I know you’re dying to hear about it, so I’ll indulge you.
I was on my way with my son to a shindig at the base of Aspen Highlands, and as we rode the escalator, an attractive young lady ahead of us turned, spotted me and said, “Hey, you’re that columnist, right? Todd Hartley?”
I said that I was, and she told me she loved my column. I thanked her, and we reached the top of the escalator and went our separate ways. My son and I peeled off to say hi to some friends, and the young lady headed for the party.
But then the lady did an about-face and approached me sheepishly and said, “I know this sounds totally weird, and I’ve never done this before, but could I take a selfie with you?”
I said, “Sure,” and my friend took the young lady’s cellphone and snapped a picture of the lady and me.
The young lady thanked me repeatedly and went into the party, and my friend and I both had a good laugh at the notion of me as some kind of a celebrity. Despite my persistent belief that I should be regarded as one, it has thus far failed to happen.
Anyway, I figured that was the end of that, and with head swollen to gargantuan proportions I went into the party, where I passed unrecognized by pretty much everyone else who was there.
Naturally, when my wife joined us later, I made a point of pointing out the attractive young lady who seemed so starstruck by me. You want to talk about having a good laugh? My wife nearly wet her pants.
The next day, I got a Facebook friend request from the young lady, who lives one town away from me. I accepted her request, and we became Facebook friends, meaning I could now view her posts, although I doubted I’d see many of them.
I don’t spend a lot of time on Facebook. The novelty wore off for me about five years ago, and nowadays I spend maybe three minutes a month on the site announcing my radio shows.

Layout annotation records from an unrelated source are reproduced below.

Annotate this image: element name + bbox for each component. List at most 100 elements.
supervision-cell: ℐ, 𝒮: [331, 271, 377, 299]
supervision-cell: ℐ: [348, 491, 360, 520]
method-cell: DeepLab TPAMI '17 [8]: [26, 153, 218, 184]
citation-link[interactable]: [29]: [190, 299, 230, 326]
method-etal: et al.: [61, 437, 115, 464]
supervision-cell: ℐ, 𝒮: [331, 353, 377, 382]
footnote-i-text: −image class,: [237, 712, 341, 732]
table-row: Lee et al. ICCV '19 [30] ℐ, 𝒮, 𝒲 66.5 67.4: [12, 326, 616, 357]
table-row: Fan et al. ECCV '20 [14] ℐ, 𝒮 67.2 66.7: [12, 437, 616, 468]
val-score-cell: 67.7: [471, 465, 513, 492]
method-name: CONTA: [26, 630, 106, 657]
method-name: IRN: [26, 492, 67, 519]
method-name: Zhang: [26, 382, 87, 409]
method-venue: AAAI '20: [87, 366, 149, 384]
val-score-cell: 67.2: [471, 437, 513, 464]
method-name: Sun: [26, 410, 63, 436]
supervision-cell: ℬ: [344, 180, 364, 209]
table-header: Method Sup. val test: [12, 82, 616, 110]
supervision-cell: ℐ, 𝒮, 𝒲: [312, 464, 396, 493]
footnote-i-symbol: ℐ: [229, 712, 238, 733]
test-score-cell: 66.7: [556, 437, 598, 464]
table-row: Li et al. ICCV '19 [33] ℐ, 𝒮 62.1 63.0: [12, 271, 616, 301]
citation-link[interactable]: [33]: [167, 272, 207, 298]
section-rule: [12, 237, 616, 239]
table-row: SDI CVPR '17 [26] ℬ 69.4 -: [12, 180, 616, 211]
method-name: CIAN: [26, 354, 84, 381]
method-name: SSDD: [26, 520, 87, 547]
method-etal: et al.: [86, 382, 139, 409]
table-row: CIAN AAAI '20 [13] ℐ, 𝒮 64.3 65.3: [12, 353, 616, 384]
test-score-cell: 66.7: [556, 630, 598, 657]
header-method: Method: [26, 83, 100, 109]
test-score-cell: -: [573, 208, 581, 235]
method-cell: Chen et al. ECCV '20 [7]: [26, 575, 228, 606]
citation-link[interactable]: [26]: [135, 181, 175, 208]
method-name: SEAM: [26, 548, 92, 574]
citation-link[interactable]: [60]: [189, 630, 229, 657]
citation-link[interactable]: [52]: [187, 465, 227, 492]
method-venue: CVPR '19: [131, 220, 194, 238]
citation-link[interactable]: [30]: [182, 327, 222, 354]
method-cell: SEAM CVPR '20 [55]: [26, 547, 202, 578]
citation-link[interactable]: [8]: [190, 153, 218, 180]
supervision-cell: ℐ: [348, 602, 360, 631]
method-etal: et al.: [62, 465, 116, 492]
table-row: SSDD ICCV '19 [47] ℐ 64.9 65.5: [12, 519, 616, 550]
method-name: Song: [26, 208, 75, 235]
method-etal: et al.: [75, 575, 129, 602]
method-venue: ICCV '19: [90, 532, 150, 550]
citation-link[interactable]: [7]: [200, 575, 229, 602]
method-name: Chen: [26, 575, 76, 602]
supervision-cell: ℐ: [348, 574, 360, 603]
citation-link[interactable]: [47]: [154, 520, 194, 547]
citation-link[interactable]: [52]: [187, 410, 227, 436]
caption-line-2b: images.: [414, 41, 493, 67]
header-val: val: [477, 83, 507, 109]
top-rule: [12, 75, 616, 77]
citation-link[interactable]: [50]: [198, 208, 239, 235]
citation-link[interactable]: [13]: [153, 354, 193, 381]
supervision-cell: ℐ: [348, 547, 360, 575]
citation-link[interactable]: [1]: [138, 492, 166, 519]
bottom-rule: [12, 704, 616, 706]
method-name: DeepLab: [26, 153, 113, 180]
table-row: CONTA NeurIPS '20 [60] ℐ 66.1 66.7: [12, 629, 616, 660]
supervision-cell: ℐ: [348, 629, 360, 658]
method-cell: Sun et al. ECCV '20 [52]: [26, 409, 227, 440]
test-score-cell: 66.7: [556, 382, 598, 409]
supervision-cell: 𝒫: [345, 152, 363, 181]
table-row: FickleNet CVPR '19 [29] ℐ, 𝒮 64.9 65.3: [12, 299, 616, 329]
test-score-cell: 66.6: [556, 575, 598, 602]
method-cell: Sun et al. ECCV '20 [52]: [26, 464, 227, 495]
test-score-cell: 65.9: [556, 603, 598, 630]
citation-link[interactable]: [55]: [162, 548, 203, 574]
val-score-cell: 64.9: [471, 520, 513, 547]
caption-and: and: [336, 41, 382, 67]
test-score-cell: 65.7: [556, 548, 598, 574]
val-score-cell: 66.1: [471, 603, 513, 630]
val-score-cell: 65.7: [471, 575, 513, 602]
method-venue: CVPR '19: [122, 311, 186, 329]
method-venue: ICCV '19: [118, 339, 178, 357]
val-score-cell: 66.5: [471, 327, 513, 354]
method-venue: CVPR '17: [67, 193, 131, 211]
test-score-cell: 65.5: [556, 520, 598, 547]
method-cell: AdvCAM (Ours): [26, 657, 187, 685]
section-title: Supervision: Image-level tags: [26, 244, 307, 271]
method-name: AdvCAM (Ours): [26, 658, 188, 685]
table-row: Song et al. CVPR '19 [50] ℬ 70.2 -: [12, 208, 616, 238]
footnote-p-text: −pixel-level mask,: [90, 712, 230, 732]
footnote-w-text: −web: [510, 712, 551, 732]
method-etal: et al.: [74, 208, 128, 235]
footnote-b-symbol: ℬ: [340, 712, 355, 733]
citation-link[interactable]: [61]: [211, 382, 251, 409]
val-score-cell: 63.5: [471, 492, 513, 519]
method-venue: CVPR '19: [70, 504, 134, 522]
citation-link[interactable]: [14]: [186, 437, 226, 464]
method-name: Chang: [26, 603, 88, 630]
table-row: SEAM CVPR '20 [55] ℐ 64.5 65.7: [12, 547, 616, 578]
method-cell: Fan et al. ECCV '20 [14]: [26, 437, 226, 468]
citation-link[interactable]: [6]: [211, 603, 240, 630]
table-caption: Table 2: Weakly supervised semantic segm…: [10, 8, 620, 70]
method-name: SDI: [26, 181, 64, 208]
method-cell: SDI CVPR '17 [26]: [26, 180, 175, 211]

I was on Facebook the next day, however, and I saw that the young lady had posted the picture of her and me, accompanied by a message about how the best part of the party was meeting her favorite columnist, like I was Dave Barry or something.
Well, that was all I needed to hear. I was so full of myself I feel sorry for anyone who had to be in my presence for the next week or so. I must have been insufferable. But I do have to give credit for deflating me a little to a friend of mine who also saw the post and said something to the effect of, “Favorite columnist? Doesn’t she realize that’s just Todd?” That helped bring me down a peg. Thanks for that.
The irony of writing a column about the young lady who said I was her favorite columnist is that it means the lady will most likely be reading this column, so, “Hi, lady! It was really nice meeting you, and if you somehow made my wife even a little jealous, thank you.”
I do have to say, however, that despite my rugged good looks, chiseled muscles, an award-winning column, a critically acclaimed radio show and ballyhooed stand-up-comedy appearances at such major events as the Mothers of Preschoolers Harvest Lunch at the world-famous First United Methodist Church of Glenwood Springs, I remain humble and approachable.
I’m totally OK with attractive young ladies coming up and asking to take selfies with me.
Todd Hartley is the entertainer, and he knows just where he stands. Also, he loves pointless Billy Joel references.